Most efficient way to create this, column or table?


I have a lot of use for lists that look like this:

What would be the most efficient way of achieving this?

1 Like

To preserve that kind of formatting you’ll need to use a table, something like:

| number | header 1 | header 2 |
| 20 | vingth | vahn |
| 21 | vingth-et-un | vahn-tay-ahn |

If you use the advanced tables plugin, the columns will align themselves in the edit mode, which I like a lot for stuff like this

I have advanced tables and have explored it.
Is there a way to get rid of the table borders and adjust column width?

You can use CSS snippets in combination with the cssclass property to
remove borders from the table within a note.

What theme are you using? And do you use live preview or reading mode?

Another way is to use multiple columns, my favorite is efemkay’s modular-css-layout

I really hope that future versions of Obsidian will add the ability to :

  • import csv and sheets so we don’t waste time anymore with tables when it comes to add pipes / entries manually.

I’ve yet to dive into the CSS realm, it’s all new to me, I’ll look into it.
I was using minimal theme but reverted back to default for now.
I also toggle between reading mode and editing mode all the time.

So far I’m having to accept that basic tables for my needs are 10x more efficient to do in Numbers (Mac), which I use a lot.
And then if need be I can just copy paste them onto Obsidian, which works pretty well.

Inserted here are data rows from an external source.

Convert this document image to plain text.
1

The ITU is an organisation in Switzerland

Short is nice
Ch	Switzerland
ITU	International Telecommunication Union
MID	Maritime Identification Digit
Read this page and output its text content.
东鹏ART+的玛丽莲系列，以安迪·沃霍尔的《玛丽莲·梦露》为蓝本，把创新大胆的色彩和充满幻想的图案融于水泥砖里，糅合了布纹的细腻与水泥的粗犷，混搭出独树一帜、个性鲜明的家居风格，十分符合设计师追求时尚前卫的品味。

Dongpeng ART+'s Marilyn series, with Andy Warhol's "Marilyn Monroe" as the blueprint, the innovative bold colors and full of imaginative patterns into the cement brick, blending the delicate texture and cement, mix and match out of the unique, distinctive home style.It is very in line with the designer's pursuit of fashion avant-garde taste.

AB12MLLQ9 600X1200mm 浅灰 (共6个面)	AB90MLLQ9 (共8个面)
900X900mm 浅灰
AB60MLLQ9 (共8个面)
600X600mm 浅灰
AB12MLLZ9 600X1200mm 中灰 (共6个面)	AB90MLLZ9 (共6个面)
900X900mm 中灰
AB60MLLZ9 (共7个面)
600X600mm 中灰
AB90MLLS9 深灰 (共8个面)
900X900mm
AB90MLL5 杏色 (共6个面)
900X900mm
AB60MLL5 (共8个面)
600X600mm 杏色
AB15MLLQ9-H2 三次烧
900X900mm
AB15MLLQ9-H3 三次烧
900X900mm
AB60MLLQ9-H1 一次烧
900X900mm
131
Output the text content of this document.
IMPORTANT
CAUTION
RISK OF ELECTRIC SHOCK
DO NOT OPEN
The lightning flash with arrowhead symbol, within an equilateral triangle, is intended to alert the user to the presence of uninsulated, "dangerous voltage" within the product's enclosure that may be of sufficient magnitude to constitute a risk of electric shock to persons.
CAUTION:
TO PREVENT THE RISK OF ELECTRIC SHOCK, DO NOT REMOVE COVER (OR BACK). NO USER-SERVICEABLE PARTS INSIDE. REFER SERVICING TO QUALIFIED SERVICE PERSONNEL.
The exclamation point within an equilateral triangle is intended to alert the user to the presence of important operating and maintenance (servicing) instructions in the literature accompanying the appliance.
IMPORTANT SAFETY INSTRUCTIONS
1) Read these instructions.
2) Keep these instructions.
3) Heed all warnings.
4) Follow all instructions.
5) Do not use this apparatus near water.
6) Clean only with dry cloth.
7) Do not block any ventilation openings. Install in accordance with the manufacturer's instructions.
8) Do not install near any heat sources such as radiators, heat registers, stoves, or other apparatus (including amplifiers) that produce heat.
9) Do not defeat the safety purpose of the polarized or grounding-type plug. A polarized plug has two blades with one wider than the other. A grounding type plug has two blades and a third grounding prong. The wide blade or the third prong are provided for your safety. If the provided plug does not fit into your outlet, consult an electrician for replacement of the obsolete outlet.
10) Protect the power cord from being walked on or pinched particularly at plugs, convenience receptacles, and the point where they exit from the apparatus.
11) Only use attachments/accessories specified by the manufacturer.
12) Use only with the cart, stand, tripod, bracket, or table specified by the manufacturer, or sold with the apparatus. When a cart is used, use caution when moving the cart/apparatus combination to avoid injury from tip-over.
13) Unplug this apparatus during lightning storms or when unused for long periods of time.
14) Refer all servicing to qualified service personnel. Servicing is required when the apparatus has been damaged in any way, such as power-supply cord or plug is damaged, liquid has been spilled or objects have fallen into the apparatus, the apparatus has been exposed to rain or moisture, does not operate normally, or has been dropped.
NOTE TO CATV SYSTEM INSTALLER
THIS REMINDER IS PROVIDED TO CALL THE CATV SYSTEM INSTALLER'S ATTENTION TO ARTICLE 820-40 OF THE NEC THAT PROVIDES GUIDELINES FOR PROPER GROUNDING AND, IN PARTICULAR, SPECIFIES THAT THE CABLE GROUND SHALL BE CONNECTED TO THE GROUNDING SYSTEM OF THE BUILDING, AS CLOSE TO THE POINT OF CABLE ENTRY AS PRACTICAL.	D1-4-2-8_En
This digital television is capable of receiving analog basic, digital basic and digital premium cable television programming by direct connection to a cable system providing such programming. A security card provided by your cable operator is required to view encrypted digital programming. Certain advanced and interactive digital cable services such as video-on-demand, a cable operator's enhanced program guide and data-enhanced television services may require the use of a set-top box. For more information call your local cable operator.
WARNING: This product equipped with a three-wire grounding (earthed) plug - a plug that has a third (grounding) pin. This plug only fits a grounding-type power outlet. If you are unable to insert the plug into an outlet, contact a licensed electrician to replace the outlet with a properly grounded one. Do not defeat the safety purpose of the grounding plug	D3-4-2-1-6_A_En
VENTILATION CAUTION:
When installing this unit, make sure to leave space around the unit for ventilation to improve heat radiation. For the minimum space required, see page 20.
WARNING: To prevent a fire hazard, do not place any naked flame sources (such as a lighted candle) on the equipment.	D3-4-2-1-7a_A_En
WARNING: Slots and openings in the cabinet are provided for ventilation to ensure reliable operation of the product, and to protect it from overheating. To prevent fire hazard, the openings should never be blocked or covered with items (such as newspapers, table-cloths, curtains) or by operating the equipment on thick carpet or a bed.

I’m hoping to use Obsidian for everything, but so far the tables are keeping me in Numbers. Community is great though.

I’ll look into it.
+1 to your suggestion.

Sorry that it took me some time, but I’ve been kind of busy with other stuff, and I was kind of hoping that others might have chipped in on the CSS part.

If you insert the following in a CSS snippet:

.no_table_border .markdown-rendered td,
.no_table_border .markdown-rendered th {
  border: none;

And then insert the cssclasses: no_table_border into the properties of any file where you don’t want table borders, they’ll disappear in both live preview and reading.

Bonus tip: How to add a custom CSS snippet
  • Goto Settings > Appearance and scroll down to “CSS snippets” section, and hit the folder icon on the far right. This opens up a file explorer window, in the folder vault/.obsidian/snippets, which is were you want to save your css snippet
  • In this new window create a file, like myCss.css, where you copy the CSS into. Make sure this actually is a text file, and that the name ends in .css
  • Back in Obsidian, you should now see your myCss in the list of CSS snippets. If not, hit the refresh button
  • Final step is to click the enable button to the right of your file, and now your new CSS should be in effect
  • If you later on make changes in the CSS snippet file, the effect should be immediate. If not, try disabling and re-enabling the snippet, or in some strange cases, you would need to reload Obsidian. In 99% of the cases, the changes are immediate, though.